Unfortunately, that's not crude oil bubbling up from your sink or tub drains. When your sewer line becomes clogged, raw sewage has nowhere to go but up, and it backs into your home.  This may be disorienting, because you may be running water or flushing the toilet in one location, but the sewage will flow from a different drain. You may be able to clear the sewer line, or you may need a section or the entire sewer line replaced, depending on the severity of the situation.

Clearing your sewer line

You can gain access to your sewer line through a clean-out fitting that is designed for that purpose. It is shaped like the small letter "y" and is located either at the lowest point of the vertical main drain line inside your home or directly outside your home. You will need a pipe wrench to remove the plug cap from the end of the fitting and a drain snake to attempt to clear the line. What's a drain snake and how does it work? A drain snake is a round metal cable with a pointed auger spring tip at the end. The tip is inserted into the clean-out opening and the cable fed into the drain line.  The cable must be turned continuously to allow the auger tip to burrow through the drain line. Manual drain snakes are equipped with an adjustable handle that clamps onto the cable to provide necessary leverage for turning the cable.  Powered drain snakes use hydraulic power to turn the cables with greater force. If a manual snake cannot dislodge a clog, you may choose to rent a powered model from your local home improvement store.

However, if a snake cannot solve the problem, you may need some replacement sewer services.

Replacing your sewer line

Your sewer line may not have aged well, and could be broken in various places from shifting or clogged with tree roots that have compromised its intergrity in search of water.
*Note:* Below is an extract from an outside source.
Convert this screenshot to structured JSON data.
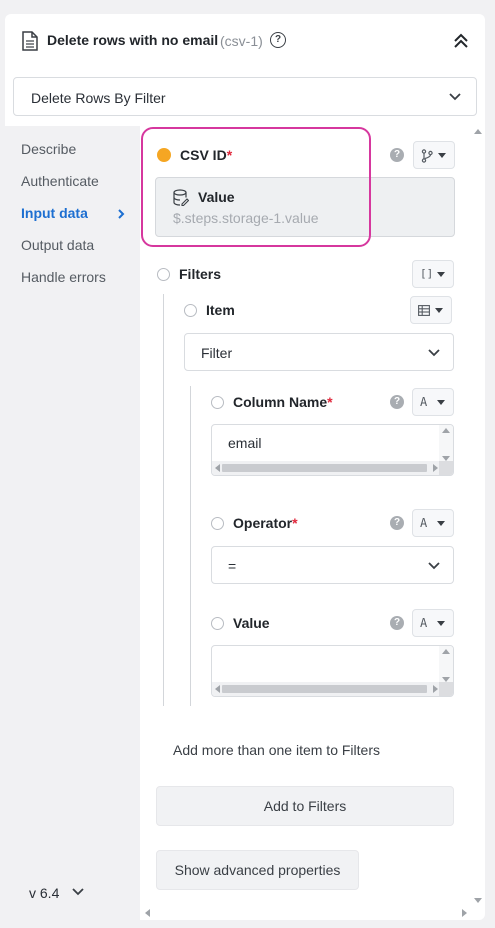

You will need a provider of sewer services to inspect the entire sewer line in order to determine the correct course of action. If you need some or all of the line replaced, you still have options.

Traditional sewer line replacement

Using a less expensive method of digging a trench to replace the sewer line has been the traditional method, and it is still used for those who don't have a problem with a deep trench being dug across their property. However, if you have a driveway or garden that you wish to protect, you can choose a trenchless method.

Trenchless sewer line repair

As the title suggests, no trenching is needed using these procedures. One method involves pulling an epoxy coated sleeve through the old sewer line. A bladder is then inflated inside the sleeve to press it against the inside of the old pipes. As the epoxy cures, a new sewer line is formed inside the old one.

If the old sewer line is too disjointed and broken, a different method is used. A tapered metal piece is attached to a new sewer pipe and pulled through the old pipes with great force, shattering and scattering the old pipe and dragging the new pipe into the old space.

While trenchless methods are more expensive, they are completed in much shorter time and are much less destructive to your property than digging trenches. The choice is yours.